While I waited for my meal, I enjoyed looking at my surroundings. I love the little bowls with flowers that dangled from the branches. A very nice touch.

And had some bread and butter while I waited.

I ordered the Prixe Fix Menu for Spring/Summer which was $39. A bit pricey but worth every penny. It was four courses including dessert. The first course was this lovely dish of grilled asparagus, topped with two poached eggs, some shaved parmesan cheese and balsamic drizzle. I think they could have held the drizzle. It was fabulous. Could I have another one please?

The next course was Swedish meatballs. This was served in a square bowl with a heaping serving of really smooth mashed potatoes, topped with gravy, meatballs, a scoop of lindonberry sauce (like cranberry sauce) and some chopped chives. Delicious! I didn't eat all the meatballs because I felt bad about the veal. But I could have had another plate of those mashed potatoes! The lindonberry sauce added a sweet and tart kick to the meal that was very welcome.
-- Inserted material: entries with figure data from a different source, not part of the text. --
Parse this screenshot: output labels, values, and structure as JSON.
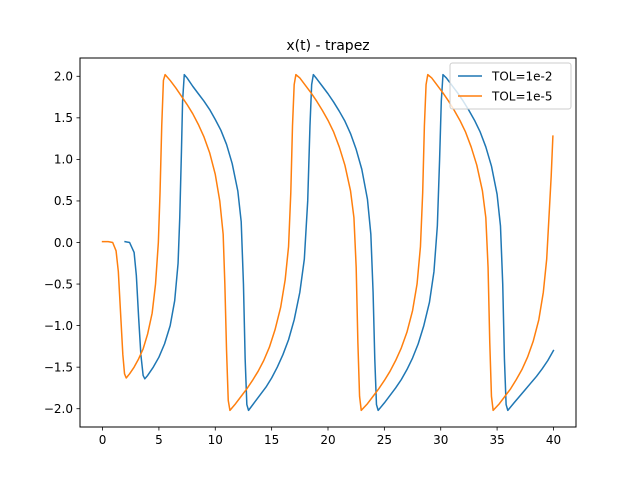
{
  "chart_data": {
    "type": "line",
    "title": "x(t) - trapez",
    "xlabel": "",
    "ylabel": "",
    "xlim": [
      -2.0,
      42.0
    ],
    "ylim": [
      -2.22,
      2.22
    ],
    "xticks": [
      0,
      5,
      10,
      15,
      20,
      25,
      30,
      35,
      40
    ],
    "yticks": [
      -2.0,
      -1.5,
      -1.0,
      -0.5,
      0.0,
      0.5,
      1.0,
      1.5,
      2.0
    ],
    "xtick_labels": [
      "0",
      "5",
      "10",
      "15",
      "20",
      "25",
      "30",
      "35",
      "40"
    ],
    "ytick_labels": [
      "−2.0",
      "−1.5",
      "−1.0",
      "−0.5",
      "0.0",
      "0.5",
      "1.0",
      "1.5",
      "2.0"
    ],
    "grid": false,
    "legend_position": "top-right",
    "series": [
      {
        "name": "TOL=1e-2",
        "color": "#1f77b4",
        "points": [
          [
            2.0,
            0.01
          ],
          [
            2.4,
            0.0
          ],
          [
            2.8,
            -0.12
          ],
          [
            3.0,
            -0.4
          ],
          [
            3.2,
            -0.9
          ],
          [
            3.4,
            -1.35
          ],
          [
            3.6,
            -1.6
          ],
          [
            3.75,
            -1.64
          ],
          [
            4.0,
            -1.6
          ],
          [
            4.5,
            -1.5
          ],
          [
            5.0,
            -1.38
          ],
          [
            5.5,
            -1.22
          ],
          [
            6.0,
            -1.0
          ],
          [
            6.4,
            -0.7
          ],
          [
            6.7,
            -0.25
          ],
          [
            6.85,
            0.3
          ],
          [
            7.0,
            1.1
          ],
          [
            7.1,
            1.7
          ],
          [
            7.25,
            2.02
          ],
          [
            7.5,
            1.98
          ],
          [
            8.0,
            1.88
          ],
          [
            8.5,
            1.79
          ],
          [
            9.0,
            1.7
          ],
          [
            9.5,
            1.6
          ],
          [
            10.0,
            1.48
          ],
          [
            10.5,
            1.35
          ],
          [
            11.0,
            1.18
          ],
          [
            11.5,
            0.95
          ],
          [
            12.0,
            0.62
          ],
          [
            12.3,
            0.25
          ],
          [
            12.5,
            -0.5
          ],
          [
            12.65,
            -1.4
          ],
          [
            12.8,
            -1.95
          ],
          [
            12.95,
            -2.02
          ],
          [
            13.5,
            -1.92
          ],
          [
            14.0,
            -1.83
          ],
          [
            14.5,
            -1.74
          ],
          [
            15.0,
            -1.63
          ],
          [
            15.5,
            -1.5
          ],
          [
            16.0,
            -1.35
          ],
          [
            16.5,
            -1.17
          ],
          [
            17.0,
            -0.93
          ],
          [
            17.5,
            -0.6
          ],
          [
            17.9,
            -0.2
          ],
          [
            18.2,
            0.5
          ],
          [
            18.4,
            1.4
          ],
          [
            18.55,
            1.9
          ],
          [
            18.7,
            2.02
          ],
          [
            19.0,
            1.97
          ],
          [
            19.5,
            1.88
          ],
          [
            20.0,
            1.79
          ],
          [
            20.5,
            1.69
          ],
          [
            21.0,
            1.58
          ],
          [
            21.5,
            1.46
          ],
          [
            22.0,
            1.31
          ],
          [
            22.5,
            1.12
          ],
          [
            23.0,
            0.88
          ],
          [
            23.5,
            0.52
          ],
          [
            23.8,
            0.1
          ],
          [
            24.0,
            -0.6
          ],
          [
            24.15,
            -1.4
          ],
          [
            24.3,
            -1.95
          ],
          [
            24.45,
            -2.02
          ],
          [
            25.0,
            -1.93
          ],
          [
            25.5,
            -1.84
          ],
          [
            26.0,
            -1.75
          ],
          [
            26.5,
            -1.65
          ],
          [
            27.0,
            -1.53
          ],
          [
            27.5,
            -1.39
          ],
          [
            28.0,
            -1.22
          ],
          [
            28.5,
            -1.0
          ],
          [
            29.0,
            -0.72
          ],
          [
            29.4,
            -0.35
          ],
          [
            29.7,
            0.2
          ],
          [
            29.9,
            1.0
          ],
          [
            30.05,
            1.7
          ],
          [
            30.2,
            2.02
          ],
          [
            30.5,
            1.98
          ],
          [
            31.0,
            1.89
          ],
          [
            31.5,
            1.8
          ],
          [
            32.0,
            1.7
          ],
          [
            32.5,
            1.59
          ],
          [
            33.0,
            1.47
          ],
          [
            33.5,
            1.33
          ],
          [
            34.0,
            1.15
          ],
          [
            34.5,
            0.92
          ],
          [
            35.0,
            0.58
          ],
          [
            35.3,
            0.2
          ],
          [
            35.5,
            -0.5
          ],
          [
            35.65,
            -1.4
          ],
          [
            35.8,
            -1.95
          ],
          [
            35.95,
            -2.02
          ],
          [
            36.5,
            -1.93
          ],
          [
            37.0,
            -1.85
          ],
          [
            37.5,
            -1.77
          ],
          [
            38.0,
            -1.69
          ],
          [
            38.5,
            -1.61
          ],
          [
            39.0,
            -1.52
          ],
          [
            39.5,
            -1.42
          ],
          [
            40.0,
            -1.3
          ]
        ]
      },
      {
        "name": "TOL=1e-5",
        "color": "#ff7f0e",
        "points": [
          [
            0.0,
            0.01
          ],
          [
            0.5,
            0.01
          ],
          [
            0.9,
            0.0
          ],
          [
            1.2,
            -0.1
          ],
          [
            1.4,
            -0.35
          ],
          [
            1.6,
            -0.85
          ],
          [
            1.8,
            -1.35
          ],
          [
            1.95,
            -1.58
          ],
          [
            2.1,
            -1.63
          ],
          [
            2.4,
            -1.58
          ],
          [
            2.8,
            -1.5
          ],
          [
            3.2,
            -1.4
          ],
          [
            3.6,
            -1.28
          ],
          [
            4.0,
            -1.1
          ],
          [
            4.4,
            -0.85
          ],
          [
            4.7,
            -0.5
          ],
          [
            4.95,
            0.0
          ],
          [
            5.1,
            0.6
          ],
          [
            5.25,
            1.4
          ],
          [
            5.4,
            1.95
          ],
          [
            5.55,
            2.02
          ],
          [
            6.0,
            1.95
          ],
          [
            6.5,
            1.86
          ],
          [
            7.0,
            1.76
          ],
          [
            7.5,
            1.66
          ],
          [
            8.0,
            1.55
          ],
          [
            8.5,
            1.42
          ],
          [
            9.0,
            1.27
          ],
          [
            9.5,
            1.08
          ],
          [
            10.0,
            0.82
          ],
          [
            10.4,
            0.5
          ],
          [
            10.7,
            0.1
          ],
          [
            10.85,
            -0.5
          ],
          [
            11.0,
            -1.3
          ],
          [
            11.15,
            -1.9
          ],
          [
            11.3,
            -2.02
          ],
          [
            11.8,
            -1.94
          ],
          [
            12.3,
            -1.85
          ],
          [
            12.8,
            -1.76
          ],
          [
            13.3,
            -1.66
          ],
          [
            13.8,
            -1.55
          ],
          [
            14.3,
            -1.42
          ],
          [
            14.8,
            -1.26
          ],
          [
            15.3,
            -1.05
          ],
          [
            15.8,
            -0.78
          ],
          [
            16.2,
            -0.45
          ],
          [
            16.5,
            -0.05
          ],
          [
            16.7,
            0.6
          ],
          [
            16.85,
            1.4
          ],
          [
            17.0,
            1.9
          ],
          [
            17.15,
            2.02
          ],
          [
            17.5,
            1.98
          ],
          [
            18.0,
            1.89
          ],
          [
            18.5,
            1.8
          ],
          [
            19.0,
            1.7
          ],
          [
            19.5,
            1.59
          ],
          [
            20.0,
            1.47
          ],
          [
            20.5,
            1.33
          ],
          [
            21.0,
            1.15
          ],
          [
            21.5,
            0.93
          ],
          [
            22.0,
            0.62
          ],
          [
            22.3,
            0.3
          ],
          [
            22.5,
            -0.3
          ],
          [
            22.65,
            -1.2
          ],
          [
            22.8,
            -1.85
          ],
          [
            22.95,
            -2.02
          ],
          [
            23.5,
            -1.94
          ],
          [
            24.0,
            -1.85
          ],
          [
            24.5,
            -1.76
          ],
          [
            25.0,
            -1.66
          ],
          [
            25.5,
            -1.55
          ],
          [
            26.0,
            -1.42
          ],
          [
            26.5,
            -1.27
          ],
          [
            27.0,
            -1.08
          ],
          [
            27.5,
            -0.82
          ],
          [
            27.9,
            -0.5
          ],
          [
            28.2,
            -0.05
          ],
          [
            28.4,
            0.6
          ],
          [
            28.55,
            1.4
          ],
          [
            28.7,
            1.9
          ],
          [
            28.85,
            2.02
          ],
          [
            29.2,
            1.98
          ],
          [
            29.7,
            1.89
          ],
          [
            30.2,
            1.8
          ],
          [
            30.7,
            1.7
          ],
          [
            31.2,
            1.59
          ],
          [
            31.7,
            1.47
          ],
          [
            32.2,
            1.33
          ],
          [
            32.7,
            1.15
          ],
          [
            33.2,
            0.93
          ],
          [
            33.7,
            0.62
          ],
          [
            34.0,
            0.3
          ],
          [
            34.2,
            -0.3
          ],
          [
            34.35,
            -1.2
          ],
          [
            34.5,
            -1.85
          ],
          [
            34.65,
            -2.02
          ],
          [
            35.2,
            -1.94
          ],
          [
            35.7,
            -1.85
          ],
          [
            36.2,
            -1.76
          ],
          [
            36.7,
            -1.65
          ],
          [
            37.2,
            -1.53
          ],
          [
            37.7,
            -1.38
          ],
          [
            38.2,
            -1.19
          ],
          [
            38.7,
            -0.93
          ],
          [
            39.1,
            -0.6
          ],
          [
            39.4,
            -0.2
          ],
          [
            39.6,
            0.3
          ],
          [
            39.8,
            0.8
          ],
          [
            39.95,
            1.28
          ]
        ]
      }
    ]
  }
}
The third course was duck with spinach leaves, parsley puree and cabbage with raisins. I didn't like this very much. The duck was blech and the cabbage with raisins thing was just strange. I loved the parsnip puree and the spinach though!

This is where I had my foodgasm. Dessert. Two pieces of waffle with strawberry sauce, a small cup of rice cream with black cherry sauce and vanilla ice cream. OMG! This was heaven on a plate. I wanted three more.

Overall, my experience at Smorgas Chef was wonderful. The staff was super nice, the food was great and the ambiance was delightful. I would go again and I recommended it to several people afterwards too. If you are in NYC, you must must must go to Smorgas Chef!

1 comment:

Jonas Nordin said...

What an interesting place! Smörgås is Sandwich in Swedish but there' are no Sandwiches on the menu haha!

The interior is very Scandinavian. Not that many restaurants here looks like this, but I totally get what they're aiming at. Interesting also that they incorporate Finland and Iceland as Scandinavian countries. The "real" Scandinavia is in fact only Sweden Denmark and Norway since our languages are quite alike. There is however a lot of confusion surrounding this as Finland was a part of Sweden until 1809 and Iceland was a part of Denmark until 1945.

Meatballs is the most Swedish dish there is, equivalent to hamburgers in the US, except there is no practical way to make fast-food of it. Duck is not that common in Sweden so I guess that is probably more of a Danish speciality. The sweet and sour cabbage however is rather common here as well but mainly for Christmas. Parsnips are so underrated! Make a puré or oven roast them in thin slices! Yay!

Waffles! We have a special day, March 25 when all of Sweden are eating waffles! Easy to make and totally delicious!